Diversi studi sul placebo, l’ipnosi, la meditazione, il pensiero positivo, la fiducia e l’intenzione (tra gli altri che analizzeremo più avanti), mostrano che la mentalizzazione  esercita un’influenza significativa nel determinare lo stato di salute di una persona. Questo funziona in entrambe le direzioni: persone che mostrano un alto grado di fiducia in se stesse (o nel placebo), che meditano, visualizzano o fanno qualche tipo di proiezione mentale, rispondono sistematicaente meglio ai trattamenti, si ammalano meno e hanno una migliore qualità di vita. Persone sottomesse allo stress, che esibiscono poca fiducia –interesse e intenzione -, che possono essere qualificate come pessimiste e che in definitiva non utilizzano la loro mente come strumento per trasformare il loro corpo, al contrario, tendono ad ammalarsi di più e a rispondere con meno efficacia a qualsiasi tipo di trattamento.
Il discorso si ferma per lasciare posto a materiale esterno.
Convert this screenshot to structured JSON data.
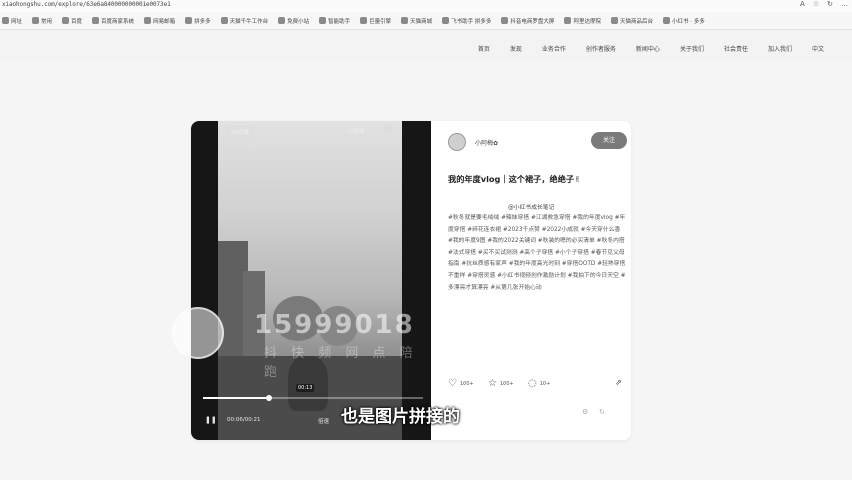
{
  "browser": {
    "url": "xiaohongshu.com/explore/63e6a840000000001e0073e1",
    "icons": [
      "A",
      "☆",
      "↻",
      "…"
    ]
  },
  "bookmarks": [
    "网址",
    "常用",
    "百度",
    "百度商家系统",
    "网易邮箱",
    "拼多多",
    "天猫千牛工作台",
    "免费小站",
    "智能助手",
    "巨量引擎",
    "天猫商城",
    "飞书助手 拼多多",
    "抖音电商罗盘大屏",
    "阿里达摩院",
    "天猫商品后台",
    "小红书 · 多多"
  ],
  "site_nav": [
    "首页",
    "发现",
    "业务合作",
    "创作者服务",
    "新闻中心",
    "关于我们",
    "社会责任",
    "加入我们",
    "中文"
  ],
  "video": {
    "top_badge": "小红书",
    "top_name": "小阿梅",
    "progress_fraction": 0.3,
    "time_tooltip": "00:13",
    "pause_icon": "❚❚",
    "time": "00:06/00:21",
    "speed": "倍速"
  },
  "side": {
    "author_name": "小阿梅✿",
    "follow_label": "关注",
    "title": "我的年度vlog｜这个裙子，绝绝子✌",
    "source": "@小红书成长笔记",
    "tags": "#秋冬就是要毛绒绒 #辣妹穿搭 #江湖救急穿搭 #我的年度vlog #年度穿搭 #碎花连衣裙 #2023千点赞 #2022小成就 #今天穿什么香 #我的年度9图 #我的2022关键词 #秋装的嗯的必买清单 #秋冬内搭 #法式穿搭 #买不买试测测 #高个子穿搭 #小个子穿搭 #春节见父母指南 #抗丝质感有家声 #我的年度高光时刻 #穿搭OOTD #轻熟穿搭不重样 #穿搭灵感 #小红书视频创作激励计划 #我拍下的今日天空 #多漂亮才算漂亮 #从第几张开始心动",
    "like_count": "100+",
    "collect_count": "100+",
    "comment_count": "10+"
  },
  "watermark": {
    "number": "15999018",
    "text": "抖 快 频 网 点 陪 跑"
  },
  "subtitle": "也是图片拼接的"
}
Forse potrebbe sembrare una semplificazione della vita e delle situazioni complesse, come possono essere alcune malattie, però i nostri stati mentali si convertono in modo profondo nel nostro stato fisico e, in alcun modo che ci scappa nella quotidianità, la maggior parte delle nostre malattie sono il risultato di processi psichici. Anche se la scienza occidentale contemporanea non ha formulato ancora una concezione totalmente integrale della salute, nella quale nessuna malattia sia slegata da un processo mente-corpo, è probabile che avanzi verso quella direzione, curiosamente una evoluzione che è un ritorno alle premesse della medicina e della filosofia delle culture tradizionali (generalmente considerate come primitive dalla scienza moderna): una comprensione olistica della natura.
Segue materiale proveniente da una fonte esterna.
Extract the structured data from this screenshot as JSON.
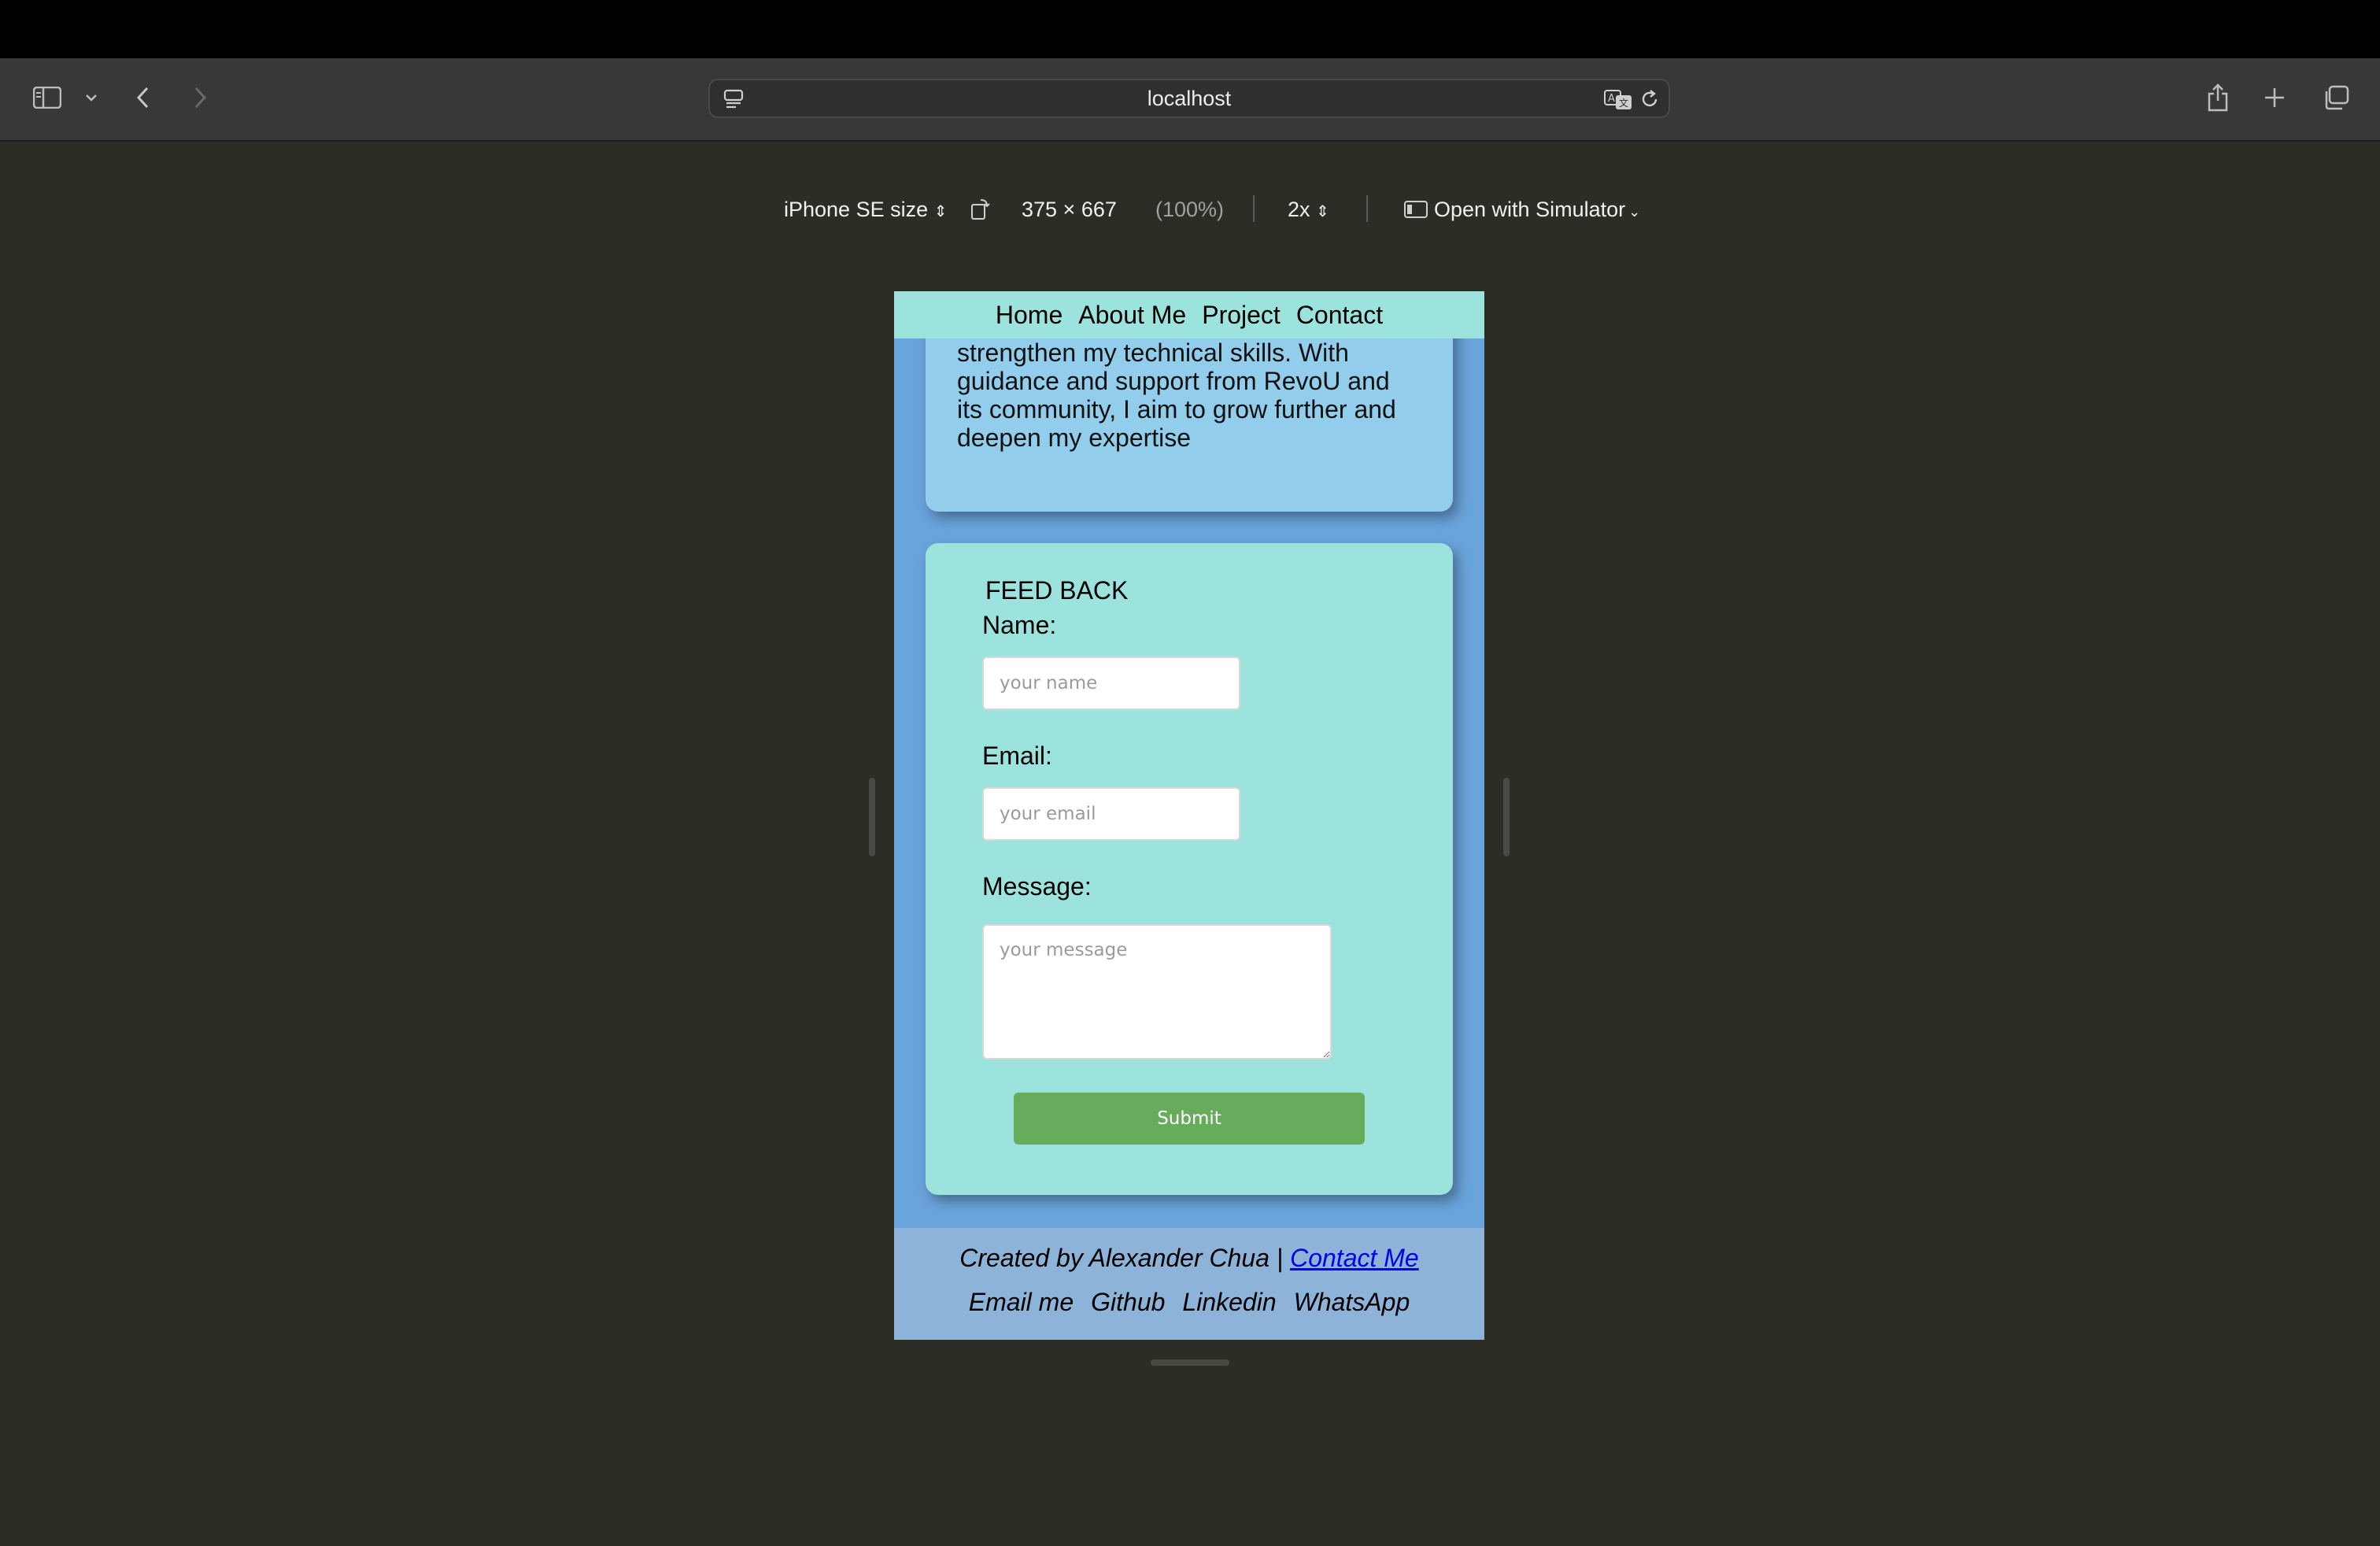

In questo senso, oltre a esplorare diverse tecniche di mentalizzazione per guarire, si dovrebbe riflettere su quei pensieri e modelli mentali che ci hanno condotto ad ammalarci, molti di loro si nascondono nel nostro inconscio e desideriamo evitare di affrontarli, però nel processo di individuarli e osservarli staremmo iniziando il viaggio vitale dell’autoconoscenza nel quale ognuno di noi può convertirsi nel suo proprio sciamano – veramente nell’unico medico che può guarire alle radici. Fintanto che non faremo cosciente il nostro inconscio, come enfatizzò Carl Jung, saremo predisposti a una serie di contingenze che costantemente minacciano di prendere il controllo del nostro corpo e la direzione che prende la nostra vita. (Fare cosciente l’inconscio permette anche che si conosca come funziona la mente – vedendo le cause e gli effetti in modo trasparente – e in questo modo evita di essere ipocriti o impostori pensando positivo cercando una specie di effetto magico sconosciuto e riempiendo il mondo di falsi sorrisi programmati).

Ogni pensiero, ogni attività mentale che realizzi, è un seme di ciò che sarai. Non è necessario invocare la magia per capire questo, ma piuttosto la più pura casualità, a una minuziosa concatenazione di eventi e situazioni mentali che vanno, nello stesso modo che l’esercizio fisico, modellando la nostra anatomia psichica, la quale esercita potestà sul nostro corpo. Come si suol dire dello yoga: “il corpo non è solido, solo la mente”. Nella misura in cui siamo capaci, attraverso la disciplina, di generare stati mentali sufficientemente flessibili, potremo sicuramente superare gli scogli del corpo e questo supposto determinismo inesorabile che presenta la genetica.